O impulso vem da menor oferta. Segundo pesquisadores do Cepea, a colheita da safra de verão está na reta final, mas muitos produtores estão retraídos, negociando apenas lotes pontuais. Esses vendedores estão apreensivos quanto ao desenvolvimento do cereal da segunda safra. Apesar das chuvas em muitas regiões produtoras no final de abril, foi pequeno o alívio às lavouras – a situação é considerada crítica em alguns casos. Especulações indicam que a produtividade pode ser uma das menores das últimas temporadas.
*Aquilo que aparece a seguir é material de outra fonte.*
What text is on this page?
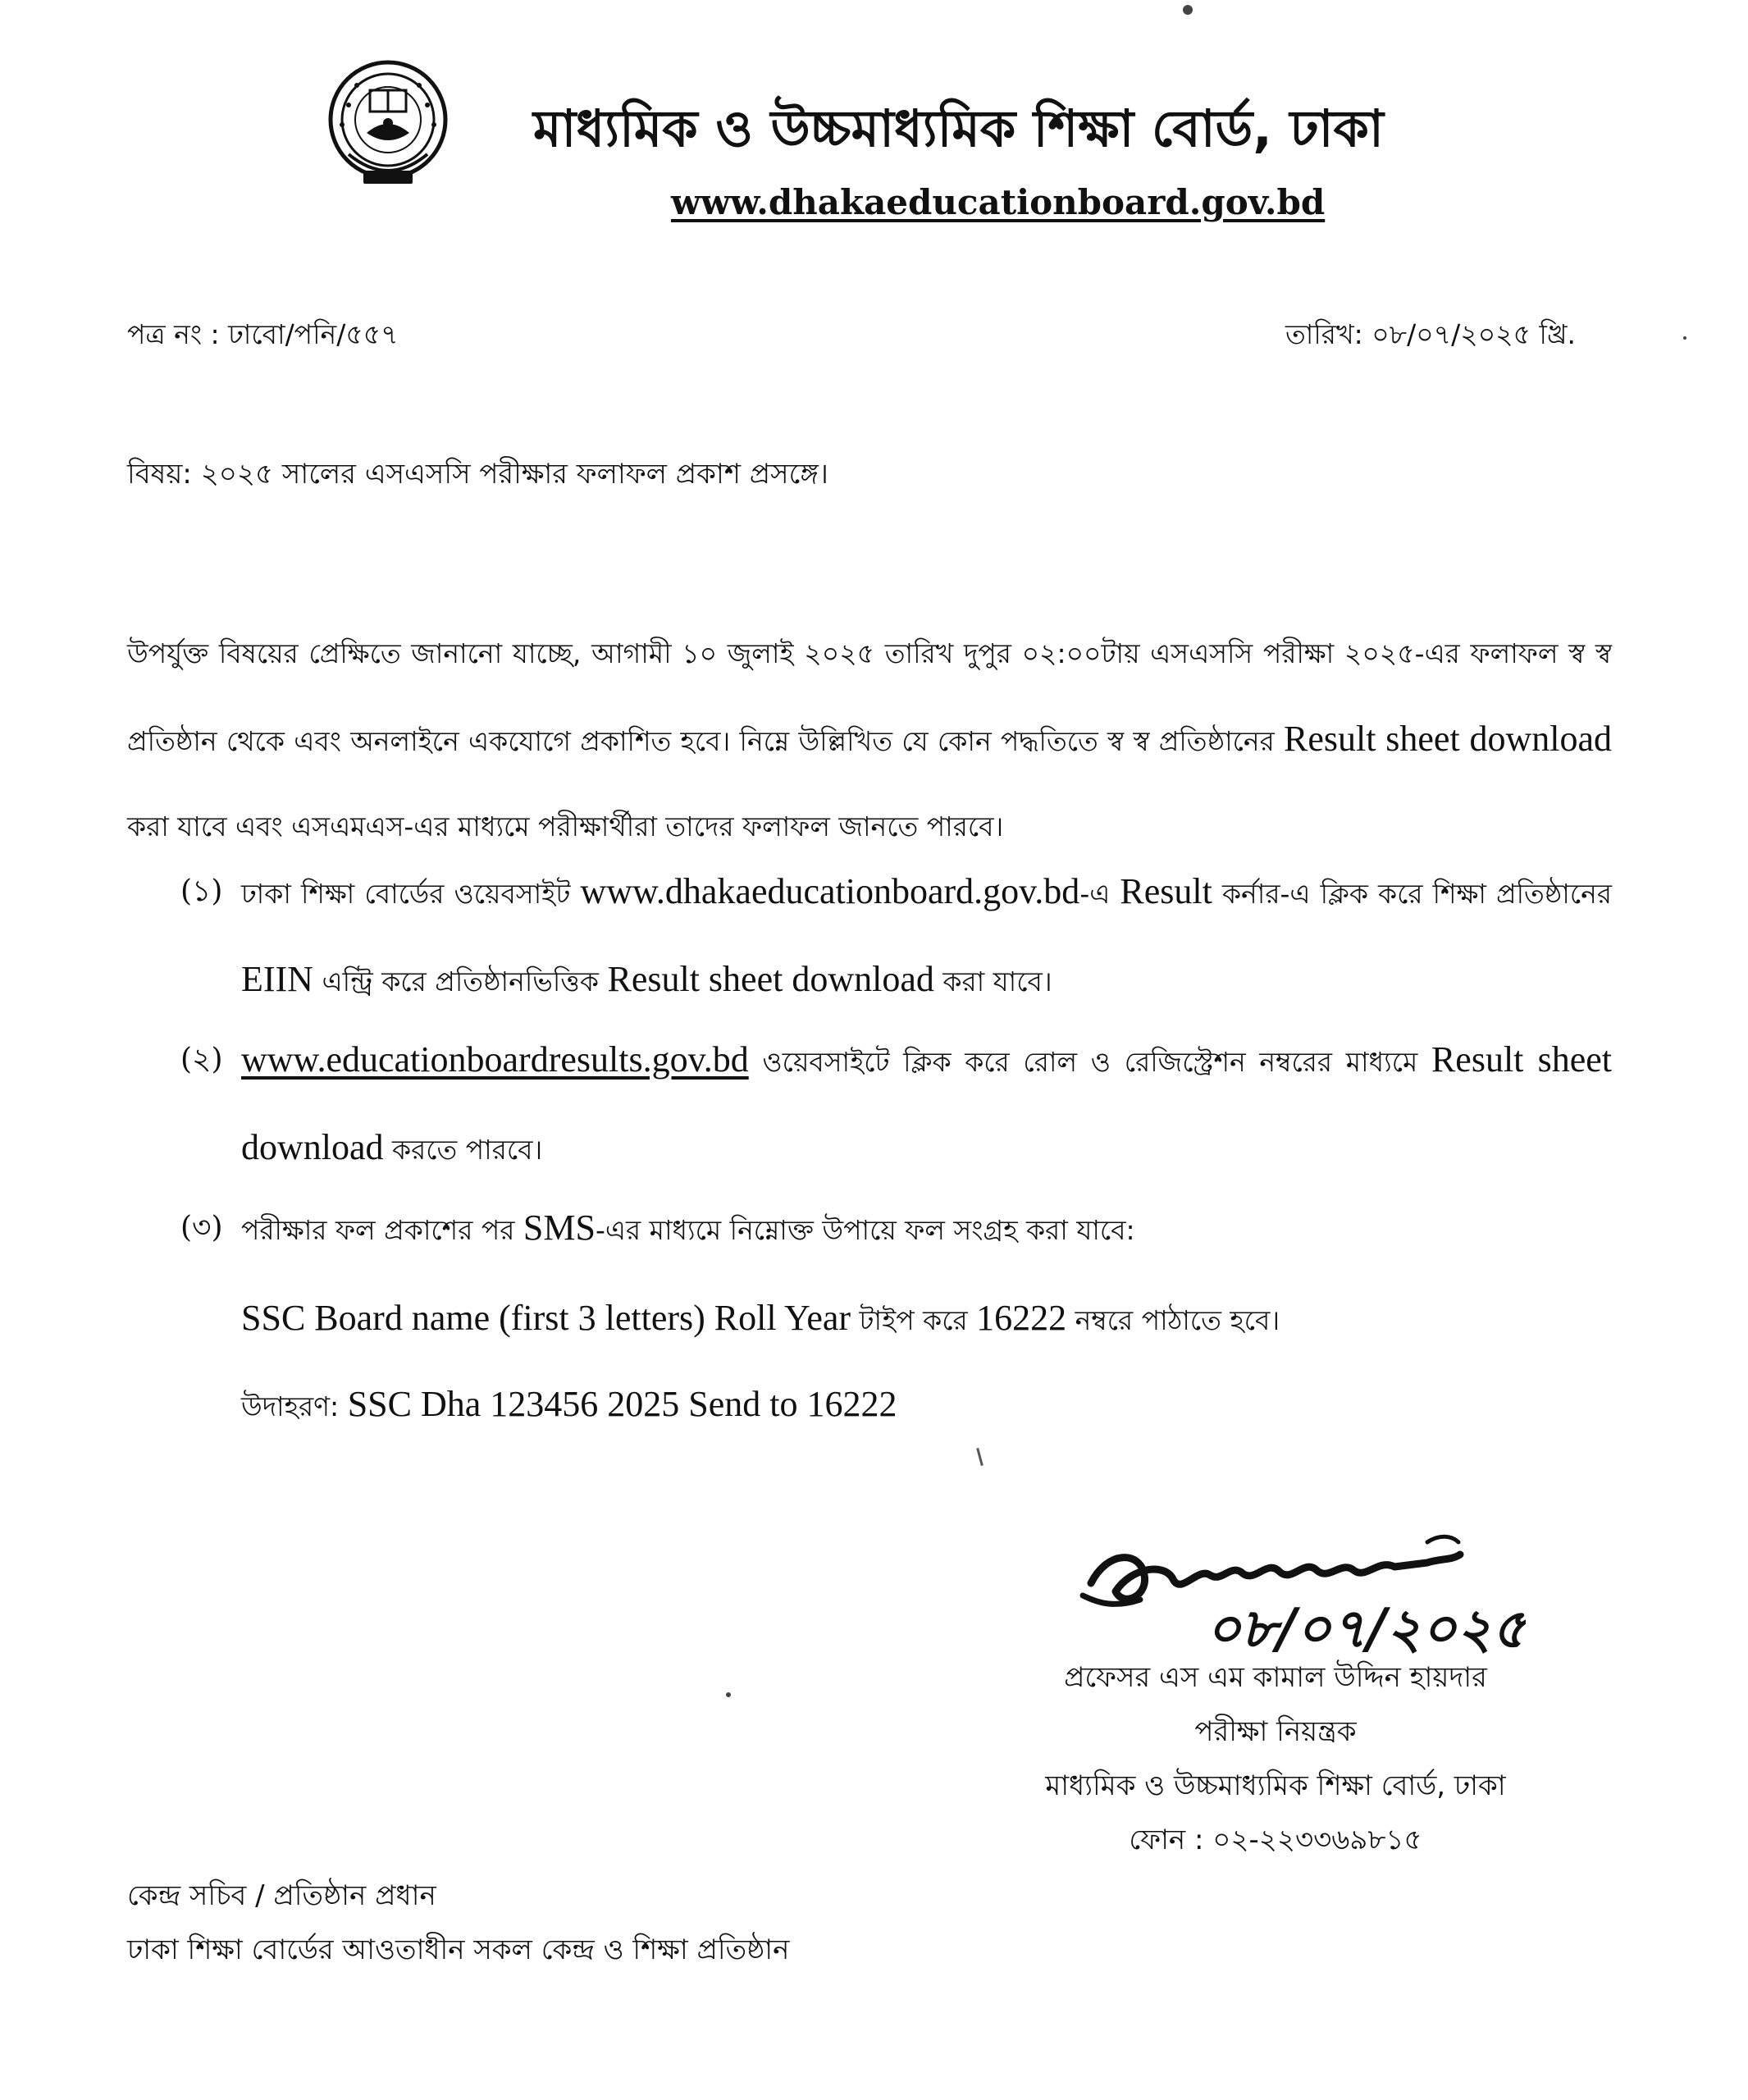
মাধ্যমিক ও উচ্চমাধ্যমিক শিক্ষা বোর্ড, ঢাকা
www.dhakaeducationboard.gov.bd
পত্র নং : ঢাবো/পনি/৫৫৭	তারিখ: ০৮/০৭/২০২৫ খ্রি.
বিষয়: ২০২৫ সালের এসএসসি পরীক্ষার ফলাফল প্রকাশ প্রসঙ্গে।
উপর্যুক্ত বিষয়ের প্রেক্ষিতে জানানো যাচ্ছে, আগামী ১০ জুলাই ২০২৫ তারিখ দুপুর ০২:০০টায় এসএসসি পরীক্ষা ২০২৫-এর ফলাফল স্ব স্ব প্রতিষ্ঠান থেকে এবং অনলাইনে একযোগে প্রকাশিত হবে। নিম্নে উল্লিখিত যে কোন পদ্ধতিতে স্ব স্ব প্রতিষ্ঠানের Result sheet download করা যাবে এবং এসএমএস-এর মাধ্যমে পরীক্ষার্থীরা তাদের ফলাফল জানতে পারবে।
(১) ঢাকা শিক্ষা বোর্ডের ওয়েবসাইট www.dhakaeducationboard.gov.bd-এ Result কর্নার-এ ক্লিক করে শিক্ষা প্রতিষ্ঠানের EIIN এন্ট্রি করে প্রতিষ্ঠানভিত্তিক Result sheet download করা যাবে।
(২) www.educationboardresults.gov.bd ওয়েবসাইটে ক্লিক করে রোল ও রেজিস্ট্রেশন নম্বরের মাধ্যমে Result sheet download করতে পারবে।
(৩) পরীক্ষার ফল প্রকাশের পর SMS-এর মাধ্যমে নিম্নোক্ত উপায়ে ফল সংগ্রহ করা যাবে:
SSC Board name (first 3 letters) Roll Year টাইপ করে 16222 নম্বরে পাঠাতে হবে।
উদাহরণ: SSC Dha 123456 2025 Send to 16222
০৮/০৭/২০২৫
প্রফেসর এস এম কামাল উদ্দিন হায়দার
পরীক্ষা নিয়ন্ত্রক
মাধ্যমিক ও উচ্চমাধ্যমিক শিক্ষা বোর্ড, ঢাকা
ফোন : ০২-২২৩৩৬৯৮১৫
কেন্দ্র সচিব / প্রতিষ্ঠান প্রধান
ঢাকা শিক্ষা বোর্ডের আওতাধীন সকল কেন্দ্র ও শিক্ষা প্রতিষ্ঠান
Enquanto isso, a demanda segue firme.

Novos dados oficiais indicam menor produtividade nas lavouras de milho. Após o Deral/Seab divulgar no final de abril queda de 6% na produtividade do Paraná frente à safra anterior, o Imea indicou, no início de maio, possível redução de 16,5% em Mato Grosso, com o rendimento na casa de 91 sc/ha. Apesar do aumento na área em importantes regiões, a menor produtividade pode resultar em queda considerável da produção da segunda safra.

Diante desse cenário, o Brasil já vem importando pequenas quantidades de milho, especialmente de países vizinhos.  Segundo a Secex, 105,9 mil toneladas foram importadas em abril, ao preço médio de US$ 155,4/tonelada, o que seria equivalente a R$ 33,13/sc de 60 kg, bem abaixo das atuais cotações no físico nacional. Quanto às exportações, foram apenas 370,5 mil toneladas de milho embarcadas em abril, ao preço de US$ 178,2/tonelada, ou de R$ 37,98/sc, também inferior ao verificado nas regiões brasileiras.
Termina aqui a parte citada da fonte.